The pendency in Bouchard of certain motions to dismiss is not a persuasive reason to delay transfer in this litigation. These motions can be presented to and decided by the transferee judge following transfer. See In re Midwest Milk Monopolization Litigation, 398 F. Supp. 676, 678 (Jud.Pan.Mult.Lit.1975); In re Molinaro/Catanzaro Patent Litigation, 380 F. Supp. 794, 795 (Jud.Pan.Mult.Lit.1974).
Of the three transferee forums suggested for this litigation, the Western District of Texas is clearly the most appropriate. Since CORCO is involved in a Chapter XI reorganization proceeding in the Western District of Texas, transfer there will facilitate coordination between that proceeding and the instant actions. See In re U.S. Financial Securities Litigation, 375 F. Supp. 1403, 1404 (Jud.Pan.Mult.Lit.1974); In re Equity Funding Corporation of America Securities Litigation, 375 F. Supp. 1378, 1387 (Jud.Pan.Mult.Lit.1974); In re Four Seasons Securities Laws Litigation, 328 F. Supp. 221, 223 (Jud.Pan.Mult.Lit.1971); In re Penn Central Securities Litigation, 322 F. Supp. 1021, 1023 (Jud.Pan.Mult.Lit.1971). Furthermore, the corporate headquarters of CORCO and TESORO are located in the Western District of Texas and, as a result, many relevant documents and witnesses are located there. See In re Investors Funding Corporation of New York Securities Litigation, 437 F. Supp. 1199, 1203 (Jud.Pan.Mult. Lit.1977).

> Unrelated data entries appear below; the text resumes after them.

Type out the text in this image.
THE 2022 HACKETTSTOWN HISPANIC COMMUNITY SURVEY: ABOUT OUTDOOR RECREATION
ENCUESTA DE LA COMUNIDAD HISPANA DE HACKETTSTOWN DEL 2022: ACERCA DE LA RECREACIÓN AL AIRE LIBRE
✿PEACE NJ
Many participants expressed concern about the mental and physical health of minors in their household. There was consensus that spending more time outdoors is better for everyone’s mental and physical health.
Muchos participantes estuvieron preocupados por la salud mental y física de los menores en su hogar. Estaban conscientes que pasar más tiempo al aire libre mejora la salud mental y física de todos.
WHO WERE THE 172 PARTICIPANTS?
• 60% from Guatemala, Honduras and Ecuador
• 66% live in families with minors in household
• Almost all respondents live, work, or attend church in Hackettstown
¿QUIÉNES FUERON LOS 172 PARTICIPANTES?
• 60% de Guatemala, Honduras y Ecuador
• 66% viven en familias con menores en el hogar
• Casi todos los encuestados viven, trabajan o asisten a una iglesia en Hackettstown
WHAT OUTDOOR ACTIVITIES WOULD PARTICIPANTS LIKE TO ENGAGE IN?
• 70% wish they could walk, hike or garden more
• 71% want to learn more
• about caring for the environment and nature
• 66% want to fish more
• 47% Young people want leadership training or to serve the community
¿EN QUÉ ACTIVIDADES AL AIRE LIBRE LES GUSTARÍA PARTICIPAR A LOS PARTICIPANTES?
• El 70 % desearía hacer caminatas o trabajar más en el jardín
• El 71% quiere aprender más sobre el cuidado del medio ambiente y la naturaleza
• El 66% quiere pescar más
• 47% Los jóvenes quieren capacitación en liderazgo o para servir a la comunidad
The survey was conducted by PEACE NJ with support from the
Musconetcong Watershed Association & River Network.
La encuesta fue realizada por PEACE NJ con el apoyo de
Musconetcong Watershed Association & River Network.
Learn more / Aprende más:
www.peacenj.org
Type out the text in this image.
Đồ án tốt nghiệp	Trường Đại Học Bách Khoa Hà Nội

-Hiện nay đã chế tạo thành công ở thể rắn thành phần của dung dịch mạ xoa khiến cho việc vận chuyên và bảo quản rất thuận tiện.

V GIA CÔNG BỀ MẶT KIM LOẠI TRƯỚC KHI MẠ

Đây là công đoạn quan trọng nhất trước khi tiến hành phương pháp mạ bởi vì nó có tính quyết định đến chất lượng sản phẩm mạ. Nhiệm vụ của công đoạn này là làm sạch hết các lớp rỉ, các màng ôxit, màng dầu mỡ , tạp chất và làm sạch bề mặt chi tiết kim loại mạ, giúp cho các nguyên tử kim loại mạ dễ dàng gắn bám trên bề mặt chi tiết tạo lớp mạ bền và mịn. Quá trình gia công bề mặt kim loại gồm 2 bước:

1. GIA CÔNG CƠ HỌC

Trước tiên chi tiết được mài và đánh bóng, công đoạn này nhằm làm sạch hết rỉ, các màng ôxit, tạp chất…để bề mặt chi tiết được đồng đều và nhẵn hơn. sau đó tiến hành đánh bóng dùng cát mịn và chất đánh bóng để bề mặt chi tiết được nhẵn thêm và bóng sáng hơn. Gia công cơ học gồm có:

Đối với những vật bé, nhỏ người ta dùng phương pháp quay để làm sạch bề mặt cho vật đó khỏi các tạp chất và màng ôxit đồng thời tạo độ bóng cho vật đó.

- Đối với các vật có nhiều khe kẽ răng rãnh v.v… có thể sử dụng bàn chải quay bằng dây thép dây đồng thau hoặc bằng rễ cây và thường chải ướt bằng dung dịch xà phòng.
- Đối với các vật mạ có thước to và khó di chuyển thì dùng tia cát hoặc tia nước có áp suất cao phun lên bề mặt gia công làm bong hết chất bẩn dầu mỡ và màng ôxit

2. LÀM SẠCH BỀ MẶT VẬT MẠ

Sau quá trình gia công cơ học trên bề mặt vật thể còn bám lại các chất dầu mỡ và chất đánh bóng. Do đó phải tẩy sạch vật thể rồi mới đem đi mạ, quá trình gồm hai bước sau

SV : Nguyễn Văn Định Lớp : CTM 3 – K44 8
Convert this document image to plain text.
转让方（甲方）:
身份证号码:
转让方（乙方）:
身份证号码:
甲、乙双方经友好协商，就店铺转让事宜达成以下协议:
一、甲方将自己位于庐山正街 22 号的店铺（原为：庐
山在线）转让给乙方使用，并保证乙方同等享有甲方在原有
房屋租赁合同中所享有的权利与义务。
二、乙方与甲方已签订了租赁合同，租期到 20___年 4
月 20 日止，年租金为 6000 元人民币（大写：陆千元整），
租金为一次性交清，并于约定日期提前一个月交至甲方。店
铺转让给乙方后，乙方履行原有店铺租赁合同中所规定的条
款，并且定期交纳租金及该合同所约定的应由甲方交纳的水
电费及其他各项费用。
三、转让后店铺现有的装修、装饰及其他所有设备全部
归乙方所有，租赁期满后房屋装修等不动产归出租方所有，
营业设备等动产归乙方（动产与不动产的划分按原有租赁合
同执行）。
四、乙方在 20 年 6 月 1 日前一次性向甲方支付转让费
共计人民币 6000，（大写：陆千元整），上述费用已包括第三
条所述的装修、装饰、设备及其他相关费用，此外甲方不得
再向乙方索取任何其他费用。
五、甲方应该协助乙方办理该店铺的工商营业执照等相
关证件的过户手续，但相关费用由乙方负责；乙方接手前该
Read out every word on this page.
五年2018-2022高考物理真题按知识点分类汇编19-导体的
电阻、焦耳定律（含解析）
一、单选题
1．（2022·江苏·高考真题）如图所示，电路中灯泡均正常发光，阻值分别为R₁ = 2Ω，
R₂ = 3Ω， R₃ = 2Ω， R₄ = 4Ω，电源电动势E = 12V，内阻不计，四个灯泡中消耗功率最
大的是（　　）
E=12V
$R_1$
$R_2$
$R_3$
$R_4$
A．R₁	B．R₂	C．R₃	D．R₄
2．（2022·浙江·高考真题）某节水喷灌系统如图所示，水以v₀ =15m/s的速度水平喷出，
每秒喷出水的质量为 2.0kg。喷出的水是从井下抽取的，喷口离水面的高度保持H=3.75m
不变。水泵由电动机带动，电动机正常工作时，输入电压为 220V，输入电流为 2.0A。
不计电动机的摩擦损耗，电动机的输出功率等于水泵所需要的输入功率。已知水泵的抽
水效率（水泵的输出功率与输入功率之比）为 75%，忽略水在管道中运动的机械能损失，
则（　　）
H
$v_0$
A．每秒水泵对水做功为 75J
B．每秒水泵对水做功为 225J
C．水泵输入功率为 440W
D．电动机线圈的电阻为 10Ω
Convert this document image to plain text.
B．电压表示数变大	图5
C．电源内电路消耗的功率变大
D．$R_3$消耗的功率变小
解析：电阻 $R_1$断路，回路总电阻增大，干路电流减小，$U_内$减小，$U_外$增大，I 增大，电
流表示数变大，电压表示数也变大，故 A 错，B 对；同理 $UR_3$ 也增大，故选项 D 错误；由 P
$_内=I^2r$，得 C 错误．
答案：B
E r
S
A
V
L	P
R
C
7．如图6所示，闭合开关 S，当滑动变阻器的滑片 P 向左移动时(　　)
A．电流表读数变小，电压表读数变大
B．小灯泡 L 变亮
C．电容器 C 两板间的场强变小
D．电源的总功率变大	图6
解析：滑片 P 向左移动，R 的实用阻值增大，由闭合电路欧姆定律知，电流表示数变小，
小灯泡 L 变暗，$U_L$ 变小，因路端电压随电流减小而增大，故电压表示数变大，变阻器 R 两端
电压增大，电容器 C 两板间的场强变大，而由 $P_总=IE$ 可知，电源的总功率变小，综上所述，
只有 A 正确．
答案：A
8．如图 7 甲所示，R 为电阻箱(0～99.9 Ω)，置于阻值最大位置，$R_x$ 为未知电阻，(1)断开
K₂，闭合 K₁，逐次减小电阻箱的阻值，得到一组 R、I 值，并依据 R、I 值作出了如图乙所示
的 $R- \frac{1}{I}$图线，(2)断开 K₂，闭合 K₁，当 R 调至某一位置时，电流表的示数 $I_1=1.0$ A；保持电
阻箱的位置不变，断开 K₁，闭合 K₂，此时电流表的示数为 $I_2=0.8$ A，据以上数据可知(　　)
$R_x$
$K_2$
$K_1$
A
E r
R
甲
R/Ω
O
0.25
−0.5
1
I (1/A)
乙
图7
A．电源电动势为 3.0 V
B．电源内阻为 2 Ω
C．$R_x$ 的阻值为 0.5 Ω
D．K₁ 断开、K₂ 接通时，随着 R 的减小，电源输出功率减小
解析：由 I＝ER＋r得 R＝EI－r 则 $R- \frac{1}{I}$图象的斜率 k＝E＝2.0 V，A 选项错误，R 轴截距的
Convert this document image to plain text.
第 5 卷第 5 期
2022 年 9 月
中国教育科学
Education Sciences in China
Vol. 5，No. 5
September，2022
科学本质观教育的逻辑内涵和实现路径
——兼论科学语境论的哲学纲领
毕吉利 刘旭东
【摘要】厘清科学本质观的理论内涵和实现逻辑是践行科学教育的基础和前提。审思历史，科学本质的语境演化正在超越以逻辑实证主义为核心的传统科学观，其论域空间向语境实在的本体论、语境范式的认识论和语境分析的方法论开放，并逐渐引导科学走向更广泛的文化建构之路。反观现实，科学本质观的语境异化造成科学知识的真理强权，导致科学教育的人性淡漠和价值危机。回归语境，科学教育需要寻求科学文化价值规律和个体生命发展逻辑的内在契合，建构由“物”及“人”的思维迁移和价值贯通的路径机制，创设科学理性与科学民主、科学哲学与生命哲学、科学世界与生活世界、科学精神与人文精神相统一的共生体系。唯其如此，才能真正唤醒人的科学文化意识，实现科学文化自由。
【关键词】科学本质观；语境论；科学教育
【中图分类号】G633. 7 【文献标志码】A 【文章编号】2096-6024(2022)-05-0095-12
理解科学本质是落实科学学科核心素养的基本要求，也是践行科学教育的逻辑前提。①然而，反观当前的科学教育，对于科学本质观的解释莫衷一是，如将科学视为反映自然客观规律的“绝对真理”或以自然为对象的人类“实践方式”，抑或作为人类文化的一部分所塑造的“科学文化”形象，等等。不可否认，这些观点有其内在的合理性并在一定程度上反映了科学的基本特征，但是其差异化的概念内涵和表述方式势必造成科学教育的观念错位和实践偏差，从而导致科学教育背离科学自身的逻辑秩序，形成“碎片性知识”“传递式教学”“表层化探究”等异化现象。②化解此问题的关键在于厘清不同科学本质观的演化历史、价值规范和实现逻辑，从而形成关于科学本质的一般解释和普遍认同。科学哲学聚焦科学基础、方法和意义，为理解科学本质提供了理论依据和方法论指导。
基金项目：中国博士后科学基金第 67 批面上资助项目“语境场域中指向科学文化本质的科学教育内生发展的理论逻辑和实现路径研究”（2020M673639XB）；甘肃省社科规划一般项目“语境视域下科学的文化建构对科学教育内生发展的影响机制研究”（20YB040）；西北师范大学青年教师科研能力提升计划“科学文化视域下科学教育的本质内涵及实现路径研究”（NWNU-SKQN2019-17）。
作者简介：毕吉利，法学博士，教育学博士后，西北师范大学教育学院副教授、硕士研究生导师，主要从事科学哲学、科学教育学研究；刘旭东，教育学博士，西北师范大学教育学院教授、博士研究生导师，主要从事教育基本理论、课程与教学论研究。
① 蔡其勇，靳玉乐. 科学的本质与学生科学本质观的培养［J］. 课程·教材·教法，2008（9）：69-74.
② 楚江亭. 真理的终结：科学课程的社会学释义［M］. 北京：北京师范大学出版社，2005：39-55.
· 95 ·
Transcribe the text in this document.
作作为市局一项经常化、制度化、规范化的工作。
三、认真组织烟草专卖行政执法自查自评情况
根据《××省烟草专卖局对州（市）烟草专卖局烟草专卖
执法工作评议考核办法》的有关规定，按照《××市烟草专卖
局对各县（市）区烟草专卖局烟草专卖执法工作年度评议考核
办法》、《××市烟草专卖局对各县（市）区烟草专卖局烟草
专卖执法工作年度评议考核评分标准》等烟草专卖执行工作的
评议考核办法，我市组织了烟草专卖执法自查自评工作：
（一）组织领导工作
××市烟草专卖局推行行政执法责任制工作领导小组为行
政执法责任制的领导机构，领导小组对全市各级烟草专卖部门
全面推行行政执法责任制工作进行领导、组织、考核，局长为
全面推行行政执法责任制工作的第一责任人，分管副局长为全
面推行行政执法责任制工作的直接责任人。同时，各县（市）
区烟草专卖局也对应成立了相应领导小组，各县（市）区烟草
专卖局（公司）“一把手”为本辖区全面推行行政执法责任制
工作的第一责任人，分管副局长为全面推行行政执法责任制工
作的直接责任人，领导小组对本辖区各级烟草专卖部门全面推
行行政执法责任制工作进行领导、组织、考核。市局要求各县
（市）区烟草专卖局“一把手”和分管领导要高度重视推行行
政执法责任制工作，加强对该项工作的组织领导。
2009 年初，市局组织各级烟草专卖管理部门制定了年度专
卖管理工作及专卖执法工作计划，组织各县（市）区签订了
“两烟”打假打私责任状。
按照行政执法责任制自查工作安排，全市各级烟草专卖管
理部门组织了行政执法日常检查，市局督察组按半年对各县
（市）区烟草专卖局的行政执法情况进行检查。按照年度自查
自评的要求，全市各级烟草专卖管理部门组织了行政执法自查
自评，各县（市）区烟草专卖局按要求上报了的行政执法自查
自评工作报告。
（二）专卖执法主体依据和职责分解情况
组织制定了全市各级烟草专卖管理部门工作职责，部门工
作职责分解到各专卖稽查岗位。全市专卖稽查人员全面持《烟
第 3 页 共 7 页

IT IS THEREFORE ORDERED that, pursuant to 28 U.S.C. § 1407, the actions listed on the following Schedule A and pending in the Southern District of New York be, and the same hereby are, transferred to the Western District of Texas and, with the consent of that court, assigned to the Honorable Patrick E. Higginbotham, sitting by designation pursuant to 28 U.S.C. § 292(b), for coordinated or consolidated pretrial proceedings with the action listed on Schedule A and pending in that district.
Southern District of New York Morton S. Bouchard, et al. Civil Action v. Tesoro Petroleum Corp., No. 77-Civ-2037 (KTD) et al. Harry Lewis v. Norman C. Civil Action Keith, et al. No. 77-Civ-3402 (KTD) Seymour Joseph v. Peter M. Civil Action Detwiler, et al. No. 77-Civ-3809 (WK) Western District of Texas David Jaroslawicz v. James Civil Action C. Phelps, et al. No. SA-78-CA-101-(DWS)
[*] Judge Caffrey took no part in the decision of this matter.
[1] A motion to transfer the bankruptcy proceeding to the District of Puerto Rico, where CORCO's major refining facilities are located, was denied by the bankruptcy court during May 1978.